Rockwell Automation fixes critical flaw in Verve Asset Manager
Take action: This doesn't seem like an urgent flaw, since the attack is only possible for a user with administrative privileges on the system. Network isolation doesn't help much, but make sure Verve Asset Manager is still isolated from the Internet. Then plan a regular patch process.
Learn More
Rockwell Automation is reporting a critical security vulnerability in its Verve Asset Manager product that could potentially allow remote exploitation with low attack complexity.
The vulnerability is tracked as CVE-2025-1449 (CVSS score 9.1), is an "Improper Validation of Specified Type of Input.
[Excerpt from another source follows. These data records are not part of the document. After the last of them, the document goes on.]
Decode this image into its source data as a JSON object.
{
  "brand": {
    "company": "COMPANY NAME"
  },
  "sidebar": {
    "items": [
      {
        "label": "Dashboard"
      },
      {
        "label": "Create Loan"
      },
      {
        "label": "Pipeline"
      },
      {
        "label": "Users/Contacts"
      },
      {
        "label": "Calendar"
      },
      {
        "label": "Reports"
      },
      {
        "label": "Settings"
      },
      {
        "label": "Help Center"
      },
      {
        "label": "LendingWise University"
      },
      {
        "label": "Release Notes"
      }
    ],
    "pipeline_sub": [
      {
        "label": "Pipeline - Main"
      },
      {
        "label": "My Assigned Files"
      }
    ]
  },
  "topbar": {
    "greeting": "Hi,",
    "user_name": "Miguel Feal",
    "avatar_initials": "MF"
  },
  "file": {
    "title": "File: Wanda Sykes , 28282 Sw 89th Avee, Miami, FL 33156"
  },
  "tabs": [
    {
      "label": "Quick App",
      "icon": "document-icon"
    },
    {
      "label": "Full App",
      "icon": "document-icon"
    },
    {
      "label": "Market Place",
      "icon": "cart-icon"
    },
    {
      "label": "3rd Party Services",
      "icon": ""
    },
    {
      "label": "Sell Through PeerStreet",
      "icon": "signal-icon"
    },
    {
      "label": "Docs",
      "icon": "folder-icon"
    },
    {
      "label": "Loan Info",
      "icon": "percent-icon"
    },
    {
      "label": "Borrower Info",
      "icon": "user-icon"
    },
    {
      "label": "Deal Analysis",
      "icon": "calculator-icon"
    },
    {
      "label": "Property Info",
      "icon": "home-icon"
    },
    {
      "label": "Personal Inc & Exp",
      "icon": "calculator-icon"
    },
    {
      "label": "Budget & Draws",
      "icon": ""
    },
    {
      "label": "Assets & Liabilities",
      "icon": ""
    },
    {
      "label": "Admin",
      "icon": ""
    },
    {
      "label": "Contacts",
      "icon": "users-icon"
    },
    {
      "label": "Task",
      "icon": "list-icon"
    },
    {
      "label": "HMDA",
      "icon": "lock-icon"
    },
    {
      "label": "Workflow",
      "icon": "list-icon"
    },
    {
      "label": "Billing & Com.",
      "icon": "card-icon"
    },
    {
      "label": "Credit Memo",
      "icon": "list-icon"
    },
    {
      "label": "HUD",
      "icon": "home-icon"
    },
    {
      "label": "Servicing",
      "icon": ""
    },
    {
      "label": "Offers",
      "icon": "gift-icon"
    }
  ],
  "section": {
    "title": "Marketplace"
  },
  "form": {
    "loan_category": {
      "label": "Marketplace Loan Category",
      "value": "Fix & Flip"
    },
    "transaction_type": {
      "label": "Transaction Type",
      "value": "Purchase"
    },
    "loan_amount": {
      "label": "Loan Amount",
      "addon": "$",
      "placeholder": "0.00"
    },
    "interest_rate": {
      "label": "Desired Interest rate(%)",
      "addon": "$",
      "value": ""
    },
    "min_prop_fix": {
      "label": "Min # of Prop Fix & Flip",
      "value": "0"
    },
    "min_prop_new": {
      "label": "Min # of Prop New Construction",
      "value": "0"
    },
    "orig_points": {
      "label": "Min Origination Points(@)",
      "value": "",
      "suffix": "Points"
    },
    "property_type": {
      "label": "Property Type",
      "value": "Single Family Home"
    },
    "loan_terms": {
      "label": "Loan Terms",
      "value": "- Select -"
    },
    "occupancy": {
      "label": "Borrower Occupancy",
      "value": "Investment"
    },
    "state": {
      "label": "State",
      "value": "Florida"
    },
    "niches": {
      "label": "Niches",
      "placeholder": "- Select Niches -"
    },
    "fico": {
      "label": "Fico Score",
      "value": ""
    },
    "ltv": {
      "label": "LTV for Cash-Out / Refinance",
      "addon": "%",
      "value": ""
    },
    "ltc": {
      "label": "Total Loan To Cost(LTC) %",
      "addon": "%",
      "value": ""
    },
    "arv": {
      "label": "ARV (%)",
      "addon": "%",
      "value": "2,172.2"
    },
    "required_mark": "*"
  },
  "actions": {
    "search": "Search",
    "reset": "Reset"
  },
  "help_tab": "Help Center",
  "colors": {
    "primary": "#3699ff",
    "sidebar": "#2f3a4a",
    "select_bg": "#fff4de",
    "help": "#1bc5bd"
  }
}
It is caused by insufficient variable sanitizing in the administrative web interface for Verve's Legacy Active Directory Interface (ADI) capability, which has been deprecated since the 1.36 release.
The flaw affects Verve Asset Manager versions 1.39 and prior
Successful exploitation of this vulnerability could permit an attacker with administrative access to execute arbitrary commands within the container running the service. This poses serious risks to critical infrastructure, particularly in the critical manufacturing sector where these systems are commonly deployed.
Rockwell Automation has addressed this vulnerability in software Version 1.40. Users of affected software versions who are unable to upgrade immediately are encouraged to implement security best practices where possible.
As of March 25, 2025, when this advisory was initially published, no known public exploitation specifically targeting this vulnerability has been reported to CISA.